Partiti e politici
La sinistra, la destra e il maggioritario. Così si salva (forse) la democrazia
Non mi sarei mai atteso che delle riflessioni domenicali (anche abbastanza confuse) sui pro e contro della scissione del Partito Democratico generassero addirittura una (quasi) risposta come quella di Flavio Pasotti. Velocissimo riassunto: le primarie nazionali del Pd danno la possibilità all’attuale minoranza di partito di poter tornare maggioranza al prossimo congresso. Sta solamente alla minoranza farsi valere. Quindi sarebbe l’ora di mettersi il cuore in pace e smettere di boicottare l’attuale governo aspettando che venga il momento della rivincita (giudicheranno gli elettori). In alternativa, che si faccia la scissione in modo da avere un panorama chiaro a sinistra, con due partiti, uno più moderato e un altro più sbilanciato a sinistra, alleati, che facciano piazza pulita di partitini e presunti tali (e confidando che la stessa cosa avvenga a destra).
Mi viene giustamente fatto notare come una situazione del genere sia già presente in Europa, non solo, sia più o meno la stessa situazione che possiamo trovare in Germania: con l’Spd da una parte e la Linke dall’altra (a destra regna la Cdu/Csu, ma ci sono anche partiti euroscettici). Ora, il risultato di un quadro politico così chiaro, in Germania, lo conosciamo tutti. E non è la sana alternanza destra/sinistra, bensì la grande coalizione che fu già sperimentata in passato e che ormai anche noi italiani conosciamo bene sotto il nome terribile di larghe intese (che non hanno riscosso alcun successo popolare se non nel primissimo periodo del governo Monti).

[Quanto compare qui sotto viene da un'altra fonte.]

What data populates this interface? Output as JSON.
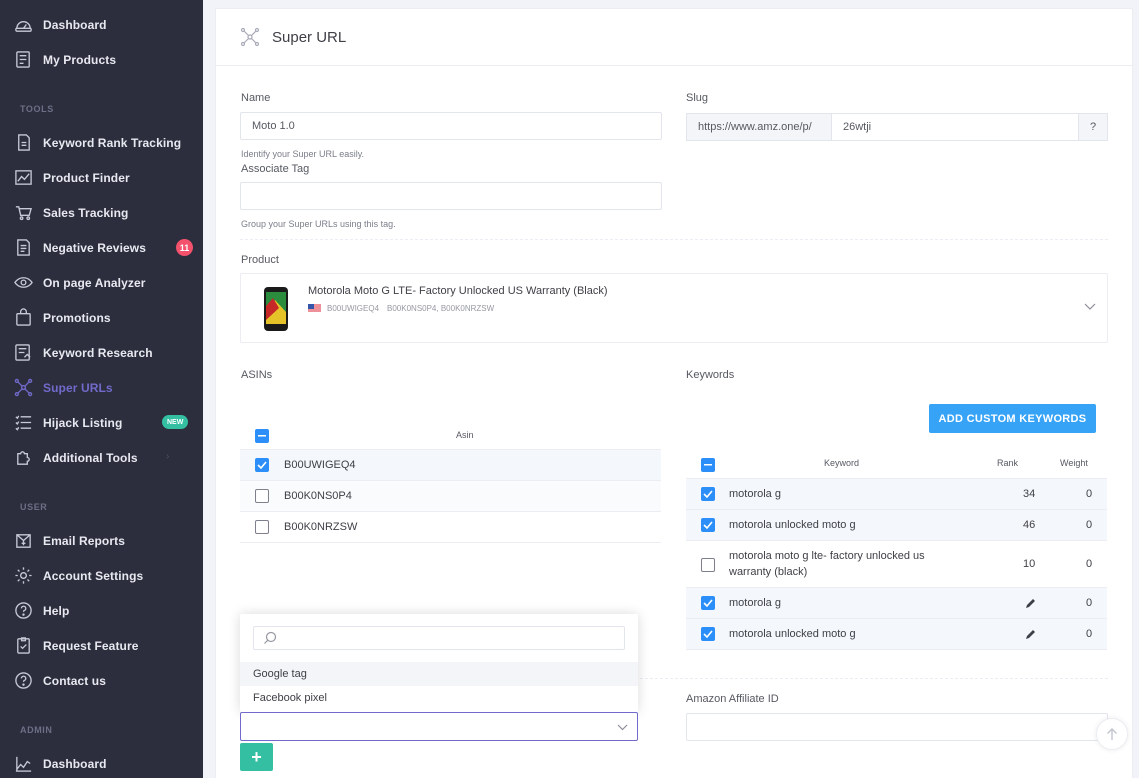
{
  "sidebar": {
    "top_items": [
      {
        "label": "Dashboard",
        "icon": "dashboard-icon"
      },
      {
        "label": "My Products",
        "icon": "products-icon"
      }
    ],
    "tools_label": "TOOLS",
    "tools": [
      {
        "label": "Keyword Rank Tracking",
        "icon": "rank-tracking-icon"
      },
      {
        "label": "Product Finder",
        "icon": "product-finder-icon"
      },
      {
        "label": "Sales Tracking",
        "icon": "sales-tracking-icon"
      },
      {
        "label": "Negative Reviews",
        "icon": "negative-reviews-icon",
        "badge": "11"
      },
      {
        "label": "On page Analyzer",
        "icon": "eye-icon"
      },
      {
        "label": "Promotions",
        "icon": "bag-icon"
      },
      {
        "label": "Keyword Research",
        "icon": "keyword-research-icon"
      },
      {
        "label": "Super URLs",
        "icon": "super-url-icon",
        "active": true
      },
      {
        "label": "Hijack Listing",
        "icon": "hijack-icon",
        "badge": "NEW"
      },
      {
        "label": "Additional Tools",
        "icon": "puzzle-icon"
      }
    ],
    "user_label": "USER",
    "user": [
      {
        "label": "Email Reports",
        "icon": "email-reports-icon"
      },
      {
        "label": "Account Settings",
        "icon": "gear-icon"
      },
      {
        "label": "Help",
        "icon": "help-icon"
      },
      {
        "label": "Request Feature",
        "icon": "request-feature-icon"
      },
      {
        "label": "Contact us",
        "icon": "contact-icon"
      }
    ],
    "admin_label": "ADMIN",
    "admin": [
      {
        "label": "Dashboard",
        "icon": "admin-dashboard-icon"
      }
    ]
  },
  "header": {
    "title": "Super URL"
  },
  "form": {
    "name_label": "Name",
    "name_value": "Moto 1.0",
    "name_help": "Identify your Super URL easily.",
    "slug_label": "Slug",
    "slug_prefix": "https://www.amz.one/p/",
    "slug_value": "26wtji",
    "slug_help_btn": "?",
    "assoc_label": "Associate Tag",
    "assoc_value": "",
    "assoc_help": "Group your Super URLs using this tag.",
    "product_label": "Product",
    "product_title": "Motorola Moto G LTE- Factory Unlocked US Warranty (Black)",
    "product_asin": "B00UWIGEQ4",
    "product_variants": "B00K0NS0P4, B00K0NRZSW",
    "asins_label": "ASINs",
    "keywords_label": "Keywords",
    "affiliate_label": "Amazon Affiliate ID",
    "affiliate_value": ""
  },
  "asins": {
    "header": "Asin",
    "rows": [
      {
        "asin": "B00UWIGEQ4",
        "checked": true
      },
      {
        "asin": "B00K0NS0P4",
        "checked": false
      },
      {
        "asin": "B00K0NRZSW",
        "checked": false
      }
    ]
  },
  "keywords": {
    "add_button": "ADD CUSTOM KEYWORDS",
    "headers": {
      "keyword": "Keyword",
      "rank": "Rank",
      "weight": "Weight"
    },
    "rows": [
      {
        "keyword": "motorola g",
        "rank": "34",
        "weight": "0",
        "checked": true
      },
      {
        "keyword": "motorola unlocked moto g",
        "rank": "46",
        "weight": "0",
        "checked": true
      },
      {
        "keyword": "motorola moto g lte- factory unlocked us",
        "keyword2": "warranty (black)",
        "rank": "10",
        "weight": "0",
        "checked": false
      },
      {
        "keyword": "motorola g",
        "rank": "",
        "weight": "0",
        "checked": true,
        "edit": true
      },
      {
        "keyword": "motorola unlocked moto g",
        "rank": "",
        "weight": "0",
        "checked": true,
        "edit": true
      }
    ]
  },
  "pixel_dropdown": {
    "search_placeholder": "",
    "options": [
      "Google tag",
      "Facebook pixel"
    ],
    "selected": "",
    "add_button": "+"
  },
  "colors": {
    "sidebar_bg": "#2c2e3e",
    "active": "#716aca",
    "primary": "#36a3f7",
    "success": "#34bfa3",
    "danger": "#f4516c"
  }
}
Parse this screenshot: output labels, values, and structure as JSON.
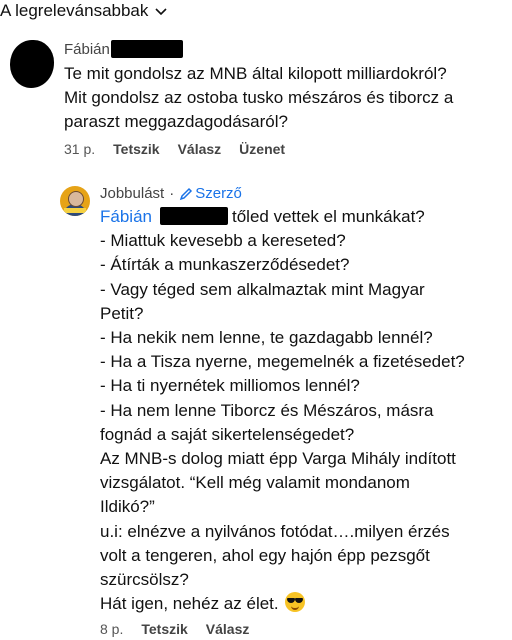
{
  "sort": {
    "label": "A legrelevánsabbak"
  },
  "comment1": {
    "author": "Fábián",
    "lines": [
      "Te mit gondolsz az MNB által kilopott milliardokról?",
      "Mit gondolsz az ostoba tusko mészáros és tiborcz a",
      "paraszt meggazdagodásaról?"
    ],
    "time": "31 p.",
    "like": "Tetszik",
    "reply": "Válasz",
    "message": "Üzenet"
  },
  "comment2": {
    "author": "Jobbulást",
    "separator": "·",
    "badge": "Szerző",
    "mention": "Fábián",
    "first_line_rest": "tőled vettek el munkákat?",
    "lines": [
      "- Miattuk kevesebb a kereseted?",
      "- Átírták a munkaszerződésedet?",
      "- Vagy téged sem alkalmaztak mint Magyar",
      "Petit?",
      "- Ha nekik nem lenne, te gazdagabb lennél?",
      "- Ha a Tisza nyerne, megemelnék a fizetésedet?",
      "- Ha ti nyernétek milliomos lennél?",
      "- Ha nem lenne Tiborcz és Mészáros, másra",
      "fognád a saját sikertelenségedet?",
      "Az MNB-s dolog miatt épp Varga Mihály indított",
      "vizsgálatot. “Kell még valamit mondanom",
      "Ildikó?”",
      "u.i: elnézve a nyilvános fotódat….milyen érzés",
      "volt a tengeren, ahol egy hajón épp pezsgőt",
      "szürcsölsz?"
    ],
    "last_line": "Hát igen, nehéz az élet.",
    "time": "8 p.",
    "like": "Tetszik",
    "reply": "Válasz"
  }
}
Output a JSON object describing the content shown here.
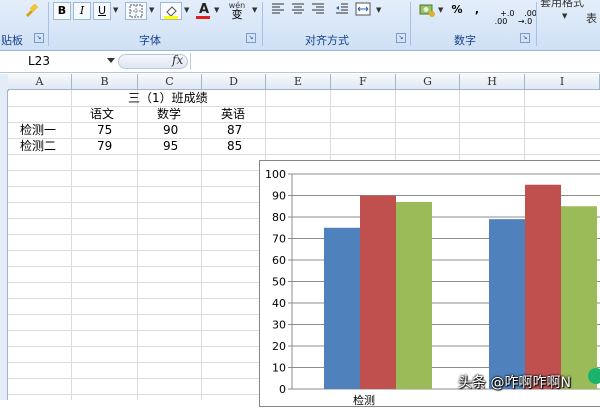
{
  "ribbon": {
    "paste_group_label": "贴板",
    "font_group_label": "字体",
    "align_group_label": "对齐方式",
    "number_group_label": "数字",
    "styles_label": "套用格式",
    "styles_sub_label": "表",
    "bold_label": "B",
    "italic_label": "I",
    "underline_label": "U",
    "font_color_label": "A",
    "phonetic_label": "wén\n变",
    "percent_label": "%",
    "comma_label": ",",
    "increase_decimal_label": "+.0\n.00",
    "decrease_decimal_label": ".00\n→.0",
    "icons": [
      "brush-icon",
      "border-icon",
      "fill-color-icon",
      "font-color-icon",
      "align-left-icon",
      "align-center-icon",
      "align-right-icon",
      "decrease-indent-icon",
      "merge-center-icon",
      "currency-icon"
    ]
  },
  "formula_bar": {
    "name_box": "L23",
    "fx_label": "fx",
    "formula": ""
  },
  "columns": [
    "A",
    "B",
    "C",
    "D",
    "E",
    "F",
    "G",
    "H",
    "I"
  ],
  "sheet": {
    "title": "三（1）班成绩",
    "header": [
      "语文",
      "数学",
      "英语"
    ],
    "rows": [
      {
        "label": "检测一",
        "values": [
          "75",
          "90",
          "87"
        ]
      },
      {
        "label": "检测二",
        "values": [
          "79",
          "95",
          "85"
        ]
      }
    ]
  },
  "chart_data": {
    "type": "bar",
    "categories": [
      "检测一",
      "检测二"
    ],
    "series": [
      {
        "values": [
          75,
          79
        ],
        "color": "#4f81bd"
      },
      {
        "values": [
          90,
          95
        ],
        "color": "#c0504d"
      },
      {
        "values": [
          87,
          85
        ],
        "color": "#9bbb59"
      }
    ],
    "ylim": [
      0,
      100
    ],
    "yticks": [
      "100",
      "90",
      "80",
      "70",
      "60",
      "50",
      "40",
      "30",
      "20",
      "10",
      "0"
    ],
    "grid": true,
    "visible_category_label": "检测"
  },
  "watermark": "头条 @咋啊咋啊N"
}
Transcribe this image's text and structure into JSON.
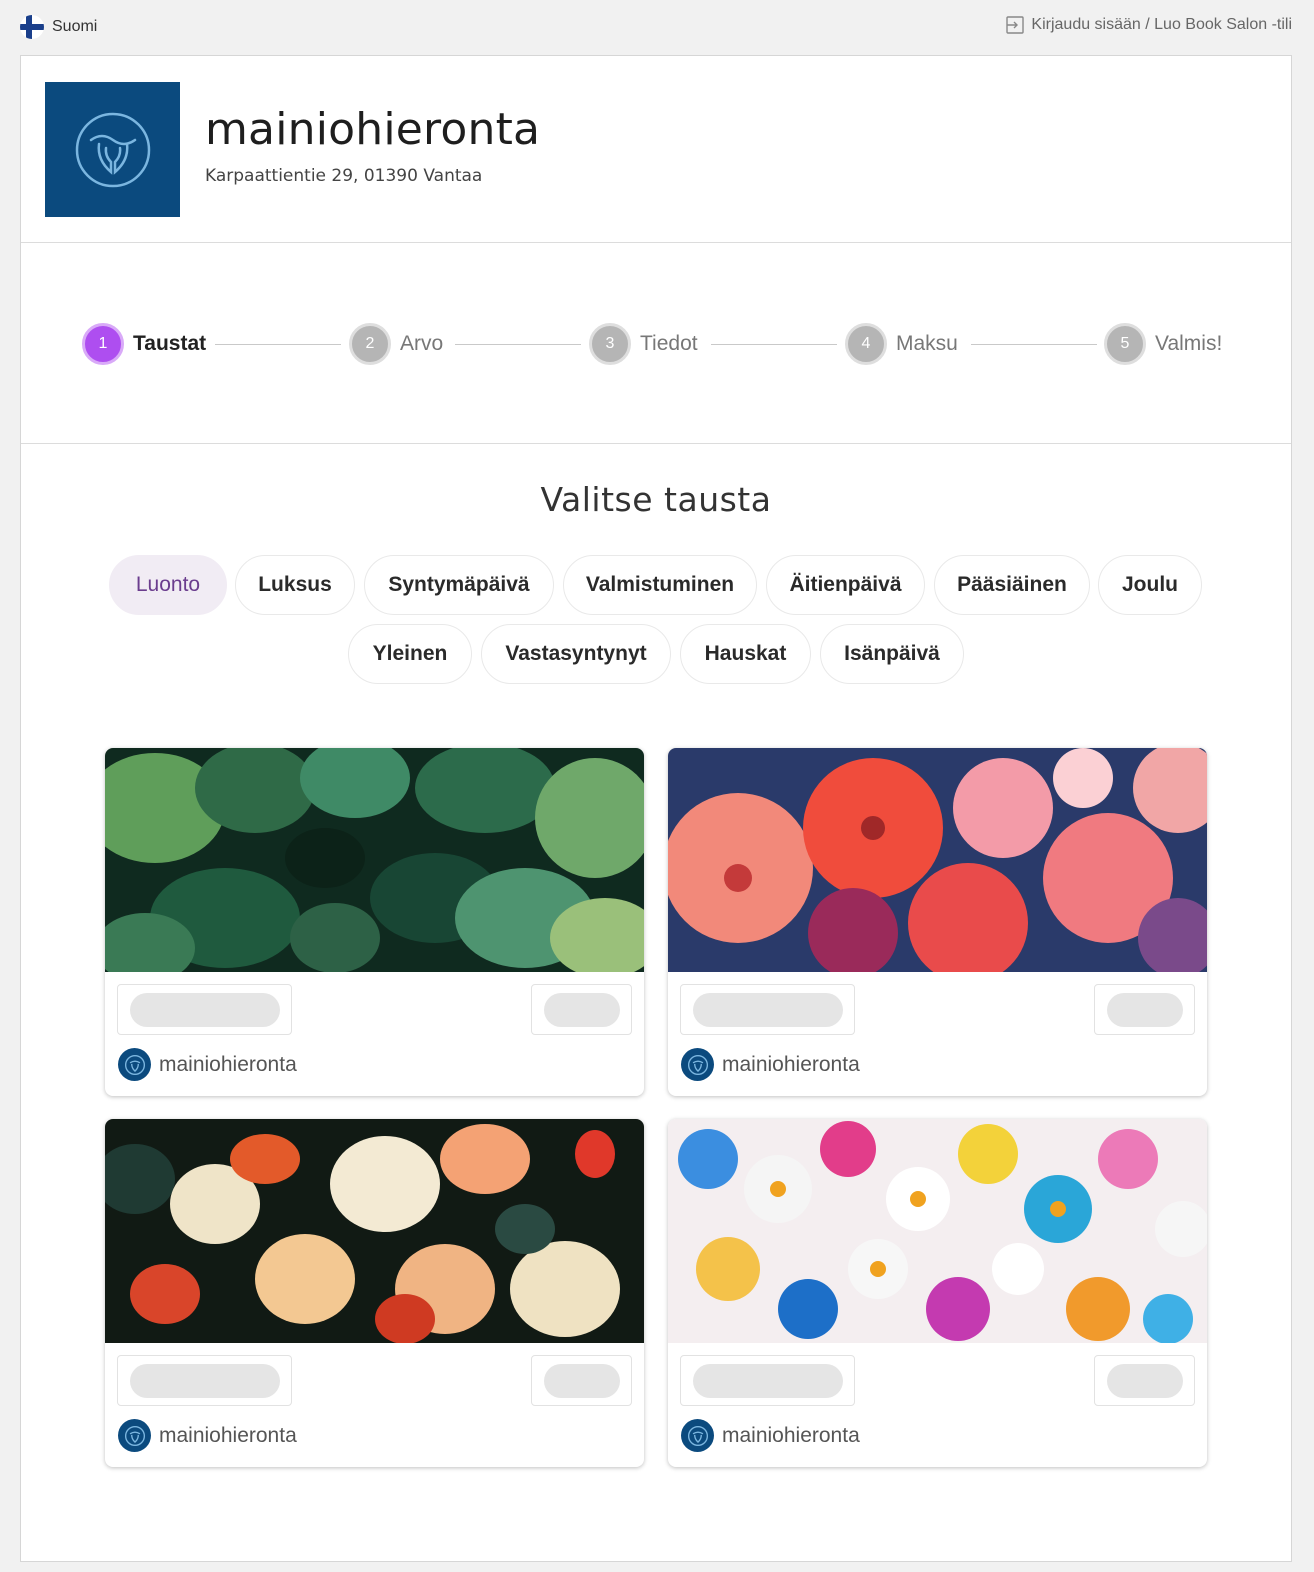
{
  "topbar": {
    "language": "Suomi",
    "login": "Kirjaudu sisään / Luo Book Salon -tili"
  },
  "salon": {
    "name": "mainiohieronta",
    "address": "Karpaattientie 29, 01390 Vantaa",
    "logo_color": "#0b4a7e"
  },
  "steps": [
    {
      "number": "1",
      "label": "Taustat",
      "active": true
    },
    {
      "number": "2",
      "label": "Arvo",
      "active": false
    },
    {
      "number": "3",
      "label": "Tiedot",
      "active": false
    },
    {
      "number": "4",
      "label": "Maksu",
      "active": false
    },
    {
      "number": "5",
      "label": "Valmis!",
      "active": false
    }
  ],
  "accent_color": "#ae4ef0",
  "section_title": "Valitse tausta",
  "categories": [
    {
      "label": "Luonto",
      "selected": true
    },
    {
      "label": "Luksus"
    },
    {
      "label": "Syntymäpäivä"
    },
    {
      "label": "Valmistuminen"
    },
    {
      "label": "Äitienpäivä"
    },
    {
      "label": "Pääsiäinen"
    },
    {
      "label": "Joulu"
    },
    {
      "label": "Yleinen"
    },
    {
      "label": "Vastasyntynyt"
    },
    {
      "label": "Hauskat"
    },
    {
      "label": "Isänpäivä"
    }
  ],
  "cards": [
    {
      "image": "tropical-leaves",
      "brand": "mainiohieronta"
    },
    {
      "image": "hibiscus-flowers",
      "brand": "mainiohieronta"
    },
    {
      "image": "lilies-on-dark",
      "brand": "mainiohieronta"
    },
    {
      "image": "colorful-daisies",
      "brand": "mainiohieronta"
    }
  ]
}
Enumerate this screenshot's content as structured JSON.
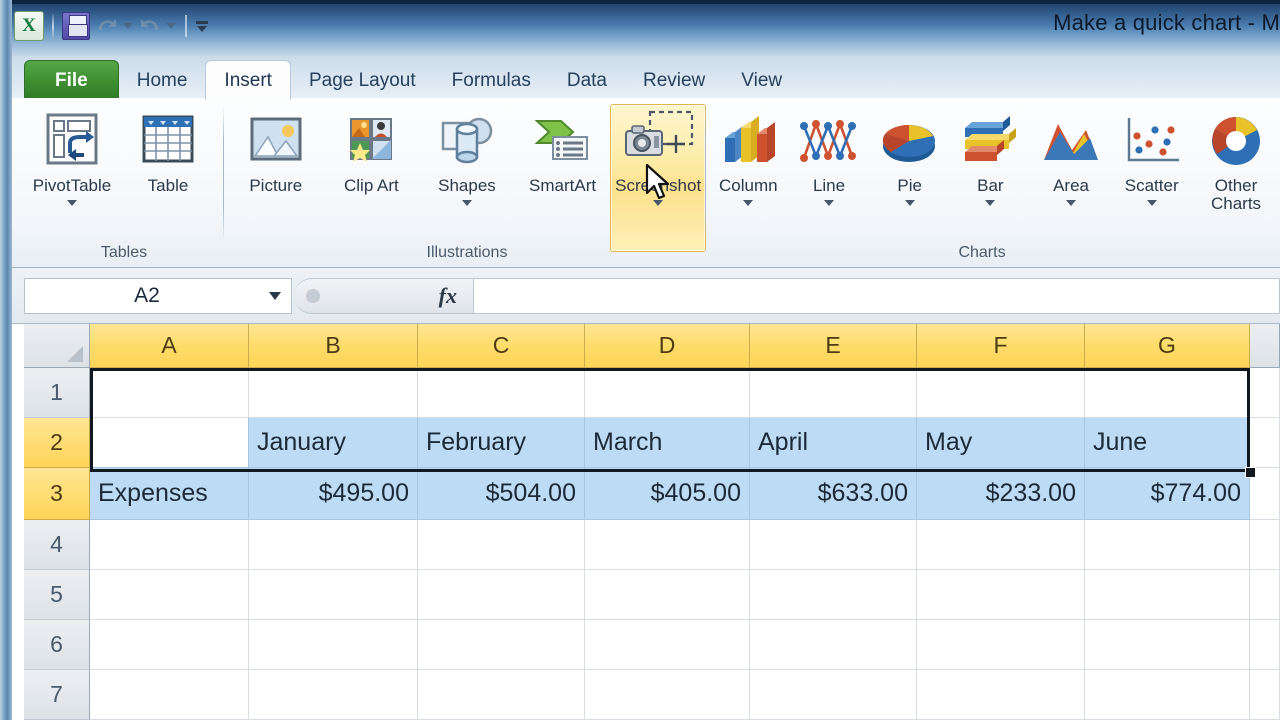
{
  "window": {
    "title": "Make a quick chart  -  M"
  },
  "qat": {
    "excel_logo": "X",
    "save_label": "save-icon",
    "undo_label": "undo-icon",
    "redo_label": "redo-icon",
    "customize_label": "customize-quick-access-toolbar"
  },
  "ribbon": {
    "tabs": [
      {
        "label": "File",
        "active": false,
        "file": true
      },
      {
        "label": "Home",
        "active": false
      },
      {
        "label": "Insert",
        "active": true
      },
      {
        "label": "Page Layout",
        "active": false
      },
      {
        "label": "Formulas",
        "active": false
      },
      {
        "label": "Data",
        "active": false
      },
      {
        "label": "Review",
        "active": false
      },
      {
        "label": "View",
        "active": false
      }
    ],
    "groups": [
      {
        "name": "Tables",
        "label": "Tables",
        "buttons": [
          {
            "label": "PivotTable",
            "icon": "pivot-table-icon",
            "dropdown": true
          },
          {
            "label": "Table",
            "icon": "table-icon",
            "dropdown": false
          }
        ]
      },
      {
        "name": "Illustrations",
        "label": "Illustrations",
        "buttons": [
          {
            "label": "Picture",
            "icon": "picture-icon",
            "dropdown": false
          },
          {
            "label": "Clip Art",
            "icon": "clip-art-icon",
            "dropdown": false
          },
          {
            "label": "Shapes",
            "icon": "shapes-icon",
            "dropdown": true
          },
          {
            "label": "SmartArt",
            "icon": "smartart-icon",
            "dropdown": false
          },
          {
            "label": "Screenshot",
            "icon": "screenshot-icon",
            "dropdown": true,
            "hovered": true
          }
        ]
      },
      {
        "name": "Charts",
        "label": "Charts",
        "buttons": [
          {
            "label": "Column",
            "icon": "column-chart-icon",
            "dropdown": true
          },
          {
            "label": "Line",
            "icon": "line-chart-icon",
            "dropdown": true
          },
          {
            "label": "Pie",
            "icon": "pie-chart-icon",
            "dropdown": true
          },
          {
            "label": "Bar",
            "icon": "bar-chart-icon",
            "dropdown": true
          },
          {
            "label": "Area",
            "icon": "area-chart-icon",
            "dropdown": true
          },
          {
            "label": "Scatter",
            "icon": "scatter-chart-icon",
            "dropdown": true
          },
          {
            "label": "Other Charts",
            "icon": "other-charts-icon",
            "dropdown": true
          }
        ]
      }
    ]
  },
  "formula_bar": {
    "name_box_value": "A2",
    "formula_value": "",
    "fx_label": "fx"
  },
  "sheet": {
    "column_headers": [
      "A",
      "B",
      "C",
      "D",
      "E",
      "F",
      "G"
    ],
    "row_headers": [
      "1",
      "2",
      "3",
      "4",
      "5",
      "6",
      "7"
    ],
    "selected_columns": [
      "A",
      "B",
      "C",
      "D",
      "E",
      "F",
      "G"
    ],
    "selected_rows": [
      "2",
      "3"
    ],
    "active_cell": "A2",
    "selection_range": "A2:G3",
    "rows": [
      {
        "row": "1",
        "cells": [
          "",
          "",
          "",
          "",
          "",
          "",
          ""
        ]
      },
      {
        "row": "2",
        "cells": [
          "",
          "January",
          "February",
          "March",
          "April",
          "May",
          "June"
        ]
      },
      {
        "row": "3",
        "cells": [
          "Expenses",
          "$495.00",
          "$504.00",
          "$405.00",
          "$633.00",
          "$233.00",
          "$774.00"
        ]
      },
      {
        "row": "4",
        "cells": [
          "",
          "",
          "",
          "",
          "",
          "",
          ""
        ]
      },
      {
        "row": "5",
        "cells": [
          "",
          "",
          "",
          "",
          "",
          "",
          ""
        ]
      },
      {
        "row": "6",
        "cells": [
          "",
          "",
          "",
          "",
          "",
          "",
          ""
        ]
      },
      {
        "row": "7",
        "cells": [
          "",
          "",
          "",
          "",
          "",
          "",
          ""
        ]
      }
    ]
  },
  "chart_data": {
    "type": "table",
    "title": "Expenses",
    "categories": [
      "January",
      "February",
      "March",
      "April",
      "May",
      "June"
    ],
    "series": [
      {
        "name": "Expenses",
        "values": [
          495.0,
          504.0,
          405.0,
          633.0,
          233.0,
          774.0
        ]
      }
    ],
    "xlabel": "",
    "ylabel": "Expenses",
    "value_format": "$#,##0.00"
  },
  "colors": {
    "header_selected": "#ffd457",
    "cell_selected": "#bedbf5",
    "hover_accent": "#fde08a",
    "file_tab": "#3f8f33",
    "titlebar": "#2c5481"
  }
}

Dal momento che la grande coalizione è davvero la sconfitta della democrazia intesa nel senso di “scelgo io chi governa” (in verità però scegliamo noi solo chi siederà in Parlamento) è chiaro come uno “schema a quattro partiti” rischia spesso di trasformarsi in una grande coalizione di comodo tra i due partiti che convergono al centro.
In tutto questo, però, manca un elemento. E cioè la legge elettorale. Certo, se si vota con il sistema proporzionale (solo ed esclusivamente sulla carta quello più corretto dal punto di vista della rappresentanza) il “rischio grande coalizione” aumenta esponenzialmente (e infatti anche in Germania vige una forma particolare di proporzionale); il rischio però non si corre minimamente se si introduce una legge maggioritaria.
Una legge elettorale maggioritaria non solo spinge naturalmente verso il bipolarismo (si spera semplificato rispetto all’orrendo scenario dell’Unione da Mastella a Diliberto), ma impedisce proprio la nascita di grandi coalizioni; perché ci si allea prima del voto e una delle due coalizioni (al limite anche il singolo partito che decide di correre da solo) è “costretto alla vittoria”. È anche per questo che fa un po’ di rabbia sentir parlare del “tempo perso a ragionare di leggi elettorali”, dal momento che una buona legge elettorale (e non è detto che l’Italicum – particolare esempio di proporzionale molto maggioritario – lo sia) è lo strumento migliore per rilanciare la credibilità della politica e toglierci dai piedi determinati squallidi personaggi.
Poi, la migliore legge elettorale, da questo punto di vista, è senza dubbio il maggioritario con collegi uninominali, che infatti è inviso ai partiti. Ma questo è un altro discorso.